Константин Паустовский «Дым отечества»

Константин Паустовский терял свеженаписанные  романы не однажды. Например, рукопись самого первого, с восточной атмосферой  и  под названием «Пыль земли Фаристанской», молодой  писатель дал почитать другу Исааку Бабелю.  Рассеянный Бабель рукопись куда-то задевал, не мог найти, очень переживал – и в конце концов принес повинную голову. Дело было в 1925 году. Паустовский, которому было немного за тридцать, не впал в отчаяние, а сел – и за месяц восстановил роман по памяти.  Но как только он закончил, Бабель, конечно,  первую рукопись нашел. Друзья-литераторы, понятное дело, уселись за стол, сравнили два варианта – и с радостным удивлением обнаружили лишь небольшие разночтения. Но этот роман явно не был занесен в книгу жизни.  Рукописи лежали в старой папке, и, когда некоторое время спустя в комнате Паустовского начался ремонт, маляр, решив, что в такой упаковке ничего ценного и серьезного содержаться не может,  отправил их обе в печку, на которой варил столярный клей.

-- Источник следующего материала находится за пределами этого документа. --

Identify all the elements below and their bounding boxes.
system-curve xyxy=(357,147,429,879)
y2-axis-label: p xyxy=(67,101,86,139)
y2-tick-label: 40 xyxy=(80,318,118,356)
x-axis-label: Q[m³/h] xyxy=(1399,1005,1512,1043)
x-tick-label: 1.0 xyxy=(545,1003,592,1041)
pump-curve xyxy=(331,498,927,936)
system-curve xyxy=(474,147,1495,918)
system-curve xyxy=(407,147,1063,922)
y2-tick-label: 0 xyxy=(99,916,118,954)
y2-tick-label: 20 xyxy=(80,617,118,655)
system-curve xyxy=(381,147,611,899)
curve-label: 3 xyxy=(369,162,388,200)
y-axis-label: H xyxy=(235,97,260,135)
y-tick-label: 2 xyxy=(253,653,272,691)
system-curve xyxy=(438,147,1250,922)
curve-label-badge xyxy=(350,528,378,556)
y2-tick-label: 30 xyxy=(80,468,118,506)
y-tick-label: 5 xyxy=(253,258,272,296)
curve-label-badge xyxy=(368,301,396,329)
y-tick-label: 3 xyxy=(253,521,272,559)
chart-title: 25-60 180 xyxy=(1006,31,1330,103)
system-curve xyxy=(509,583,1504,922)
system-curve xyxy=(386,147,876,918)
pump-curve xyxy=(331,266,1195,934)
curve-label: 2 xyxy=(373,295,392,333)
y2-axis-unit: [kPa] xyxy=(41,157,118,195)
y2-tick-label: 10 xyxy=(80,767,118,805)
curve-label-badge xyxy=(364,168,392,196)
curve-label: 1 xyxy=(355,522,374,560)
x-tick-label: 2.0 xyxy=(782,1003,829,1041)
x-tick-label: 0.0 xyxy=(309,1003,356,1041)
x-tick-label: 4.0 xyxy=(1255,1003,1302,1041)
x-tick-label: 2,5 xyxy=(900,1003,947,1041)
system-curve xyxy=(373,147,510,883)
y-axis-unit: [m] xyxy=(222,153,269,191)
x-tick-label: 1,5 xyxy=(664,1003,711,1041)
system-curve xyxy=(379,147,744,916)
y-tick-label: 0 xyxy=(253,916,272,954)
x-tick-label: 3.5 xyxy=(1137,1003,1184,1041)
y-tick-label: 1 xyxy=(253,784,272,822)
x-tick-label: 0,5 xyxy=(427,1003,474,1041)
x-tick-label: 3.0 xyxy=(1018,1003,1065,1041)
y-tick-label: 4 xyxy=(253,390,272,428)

Этот литературный анекдот не имеет отношения к нашей военной теме, но он яркий и стоит того, чтобы его рассказать.

Об обстоятельствах, при которых была утрачена рукопись написанного в 1944 году романа о войне «Дым отечества», Паустовский ничего конкретного не сообщает.  Он считал его потерянным безвозвратно. Двадцать лет спустя он даже выпустил специальную книгу, где собрал сохранившиеся фрагменты своих потерянных сочинений. И вот, после ее появления, неожиданно получил письмо из Казани.  Женщина сообщала, что работала в Государственном литературном архиве – и случайно наткнулась там на рукопись романа.  «Дым отечества» вышел в журнале «Москва» и отдельной книгой в 1964 году. А после вошел в собрание сочинений писателя, напечатанное огромным тиражом – почти во всяком доме, где вообще держали книги, можно было увидеть этот восьмитомник.

Такой несколько юнгианский  сюжет (ради точности все же стоит отметить, что известен он только со слов самого автора) как будто дает нам знак: вот этому роману свое место в мироздании определено, и забвения он не заслуживает. 

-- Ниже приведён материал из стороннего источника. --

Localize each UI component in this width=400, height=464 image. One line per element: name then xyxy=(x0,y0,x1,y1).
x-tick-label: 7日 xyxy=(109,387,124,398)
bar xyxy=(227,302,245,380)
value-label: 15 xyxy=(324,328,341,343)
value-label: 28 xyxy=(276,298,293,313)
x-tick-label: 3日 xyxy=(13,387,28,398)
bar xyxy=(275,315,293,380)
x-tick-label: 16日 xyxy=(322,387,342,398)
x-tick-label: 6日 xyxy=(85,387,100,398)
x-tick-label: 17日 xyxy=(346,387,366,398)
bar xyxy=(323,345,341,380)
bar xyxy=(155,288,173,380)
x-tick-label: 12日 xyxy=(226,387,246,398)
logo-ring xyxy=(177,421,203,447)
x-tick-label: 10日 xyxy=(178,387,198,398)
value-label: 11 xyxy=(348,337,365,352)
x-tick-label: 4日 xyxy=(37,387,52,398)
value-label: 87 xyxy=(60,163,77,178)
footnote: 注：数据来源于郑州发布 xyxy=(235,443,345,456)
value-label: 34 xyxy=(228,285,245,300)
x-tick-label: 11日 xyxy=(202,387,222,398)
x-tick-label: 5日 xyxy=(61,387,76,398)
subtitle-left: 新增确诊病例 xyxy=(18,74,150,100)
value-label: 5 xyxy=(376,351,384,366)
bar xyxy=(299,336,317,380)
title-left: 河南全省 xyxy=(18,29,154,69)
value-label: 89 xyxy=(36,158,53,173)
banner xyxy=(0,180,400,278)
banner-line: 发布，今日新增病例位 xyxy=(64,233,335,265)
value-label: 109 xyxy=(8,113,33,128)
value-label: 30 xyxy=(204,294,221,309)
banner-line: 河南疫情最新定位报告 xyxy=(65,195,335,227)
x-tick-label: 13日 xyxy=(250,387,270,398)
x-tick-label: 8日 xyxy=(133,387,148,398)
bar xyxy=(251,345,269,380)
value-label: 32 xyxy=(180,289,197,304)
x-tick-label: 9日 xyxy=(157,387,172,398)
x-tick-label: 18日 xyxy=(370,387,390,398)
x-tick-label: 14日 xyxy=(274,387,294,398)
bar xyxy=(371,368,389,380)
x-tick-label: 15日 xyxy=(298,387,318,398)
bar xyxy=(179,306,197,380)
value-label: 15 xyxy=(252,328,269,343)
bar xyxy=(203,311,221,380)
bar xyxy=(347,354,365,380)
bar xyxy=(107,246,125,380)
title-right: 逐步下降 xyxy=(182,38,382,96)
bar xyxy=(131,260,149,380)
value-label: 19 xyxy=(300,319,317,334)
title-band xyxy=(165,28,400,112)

Была определенная смелость в том, чтобы выпустить роман о войне спустя столь долгое время. Некие правила изображения войны в литературе, скорее негласные, чем прямо навязанные начальством, успели уже не раз поменяться. Хотя политическая оттепель подходила к концу, в обществе теперь присутствовал запрос на картину без лозунгов и иллюзий, часто жесткую, почти натуралистичную, она отождествлялась с правдой. «Лейтенантская проза», созданная людьми, видевшими войну «с земли», из окопов, транслировавшими – насколько это было возможно – свой военный опыт, понимание происходящего, травму, трагическое переживание, а не предписанное идеологическое сообщение, уже стала влиятельным литературным течением.  Казалось, что именно эти авторы заслужили право на высказывание о войне, и всякое иное рядом с ними – в лучшем случае отдает слишком уж осторожной недоговоренностью (как раз сюда, наверное, можно было отнести и роман Паустовского). Теперь видно, в чем здесь была ошибка. Все-таки речь должна была идти о художественном высказывании, и здесь нет обязательств непременно и прежде всего выговорить всю возможную правду.  Но на фоне времени и сурового стиля военной темы «Дым отечества» мог показаться позавчерашним днем.  Судя по всему, Паустовский видел в нем достоинства, перевешивавшие такую опасность. В предисловии он говорит, что сейчас, в 64-м, конечно, написал бы многое иначе, но решил оставить роман без изменений. 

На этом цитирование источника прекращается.